Like Burroughs, like Frey, Kilmer-Purcell’s life is one absurd escapade after another. His tales of being the 7-foot-tall drag queen named Aqua, always looking for the next fella to buy him a vodka, and sometimes waking up in places he doesn’t remember (or waking up on the train on a Sunday morning with a family obviously bound for Church, who stare at him with indiscreet fright and probably curiosity) are sometimes too outrageous to believe in (and I’ve never understood some peoples mind set that they don’t really feel alive unless they’re doing something that could bring them to the brink of death). Yet, we are sort of told from time to time, that this all did happen.
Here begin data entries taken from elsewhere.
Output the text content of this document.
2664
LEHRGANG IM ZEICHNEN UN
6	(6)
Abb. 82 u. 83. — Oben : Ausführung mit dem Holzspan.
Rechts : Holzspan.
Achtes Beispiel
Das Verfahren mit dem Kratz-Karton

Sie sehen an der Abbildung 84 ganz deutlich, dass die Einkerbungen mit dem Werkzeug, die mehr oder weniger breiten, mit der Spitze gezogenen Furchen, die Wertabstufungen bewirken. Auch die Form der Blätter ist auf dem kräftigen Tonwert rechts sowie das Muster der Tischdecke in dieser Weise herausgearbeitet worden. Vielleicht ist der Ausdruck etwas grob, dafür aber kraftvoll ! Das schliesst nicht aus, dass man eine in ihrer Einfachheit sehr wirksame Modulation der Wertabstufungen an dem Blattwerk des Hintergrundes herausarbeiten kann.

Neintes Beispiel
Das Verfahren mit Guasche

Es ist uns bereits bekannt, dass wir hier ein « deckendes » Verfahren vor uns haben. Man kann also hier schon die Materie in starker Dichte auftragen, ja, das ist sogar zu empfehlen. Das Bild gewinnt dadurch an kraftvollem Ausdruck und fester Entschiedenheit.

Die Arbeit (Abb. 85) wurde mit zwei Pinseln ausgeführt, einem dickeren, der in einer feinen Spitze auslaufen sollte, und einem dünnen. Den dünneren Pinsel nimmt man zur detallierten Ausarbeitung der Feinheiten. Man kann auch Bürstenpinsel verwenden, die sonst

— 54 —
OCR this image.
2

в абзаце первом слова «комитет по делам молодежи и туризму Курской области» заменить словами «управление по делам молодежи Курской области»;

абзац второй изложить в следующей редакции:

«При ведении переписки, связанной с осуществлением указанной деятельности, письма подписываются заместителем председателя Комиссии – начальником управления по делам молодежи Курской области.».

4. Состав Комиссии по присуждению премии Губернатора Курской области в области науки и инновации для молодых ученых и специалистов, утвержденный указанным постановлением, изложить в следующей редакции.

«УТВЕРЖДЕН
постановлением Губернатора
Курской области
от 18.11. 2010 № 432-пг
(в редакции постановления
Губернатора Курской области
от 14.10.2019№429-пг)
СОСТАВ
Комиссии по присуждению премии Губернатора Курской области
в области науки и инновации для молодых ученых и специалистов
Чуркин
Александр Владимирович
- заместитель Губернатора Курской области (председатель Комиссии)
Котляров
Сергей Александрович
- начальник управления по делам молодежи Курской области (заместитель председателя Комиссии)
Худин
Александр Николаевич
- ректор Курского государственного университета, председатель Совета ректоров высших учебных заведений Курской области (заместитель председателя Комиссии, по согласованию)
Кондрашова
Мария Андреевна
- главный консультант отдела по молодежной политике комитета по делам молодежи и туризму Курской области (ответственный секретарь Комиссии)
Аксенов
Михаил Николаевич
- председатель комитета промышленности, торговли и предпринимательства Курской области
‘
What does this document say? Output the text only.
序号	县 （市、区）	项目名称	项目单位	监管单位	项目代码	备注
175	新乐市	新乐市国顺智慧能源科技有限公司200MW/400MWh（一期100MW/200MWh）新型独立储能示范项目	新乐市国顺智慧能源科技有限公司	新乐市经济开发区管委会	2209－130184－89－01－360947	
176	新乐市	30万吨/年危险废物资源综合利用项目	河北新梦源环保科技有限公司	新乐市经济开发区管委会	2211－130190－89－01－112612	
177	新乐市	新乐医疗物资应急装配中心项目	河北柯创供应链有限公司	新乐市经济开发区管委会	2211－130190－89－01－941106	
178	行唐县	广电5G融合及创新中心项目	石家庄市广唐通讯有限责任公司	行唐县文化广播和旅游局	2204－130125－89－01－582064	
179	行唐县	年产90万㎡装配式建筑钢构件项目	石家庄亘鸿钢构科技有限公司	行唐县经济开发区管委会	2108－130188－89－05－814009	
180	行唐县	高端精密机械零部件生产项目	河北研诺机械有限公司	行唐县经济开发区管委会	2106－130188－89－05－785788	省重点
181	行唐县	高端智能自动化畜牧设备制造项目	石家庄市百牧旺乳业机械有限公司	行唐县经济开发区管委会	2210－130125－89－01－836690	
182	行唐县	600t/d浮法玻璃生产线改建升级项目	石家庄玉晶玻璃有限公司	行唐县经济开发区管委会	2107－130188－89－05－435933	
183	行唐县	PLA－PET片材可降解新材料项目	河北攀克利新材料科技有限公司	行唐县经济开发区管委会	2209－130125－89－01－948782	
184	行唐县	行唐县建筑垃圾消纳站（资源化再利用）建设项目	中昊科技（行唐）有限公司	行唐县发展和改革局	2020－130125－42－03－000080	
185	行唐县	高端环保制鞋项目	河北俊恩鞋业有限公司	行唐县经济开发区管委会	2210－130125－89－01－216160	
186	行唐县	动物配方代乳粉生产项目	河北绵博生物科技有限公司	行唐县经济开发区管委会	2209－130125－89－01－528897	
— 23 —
And through 3/4's of the book, you either laugh at the hokey adventures and lessons of Aqua, Josh and Jack, or cry with envy that you (the reader) could never dream of living a life of self-destruction -even though it came with money and a beautiful apartment.

It’s the last quarter or so of the book that becomes even more surreal. Love is messy, and at times, you never see the forest for the trees. While I know both Josh and Jack loved each other, the drugs that Jack took -especially his crack addiction - were bound to cause their eventual split-up. It is here, that Kilmer-Purcell’s life becomes interesting, insomuch as his denial that Jack’s drug use, his high end male escort life, was never going to interfere in their love for each other. It is here, that the fundamental truths of human emotions comes out, and with a lot of wit, sharp and unforgiving, I Am Not Myself These Days transcends the memoir genre to become more than exaggerated story of a drag queen and his hooker boyfriend.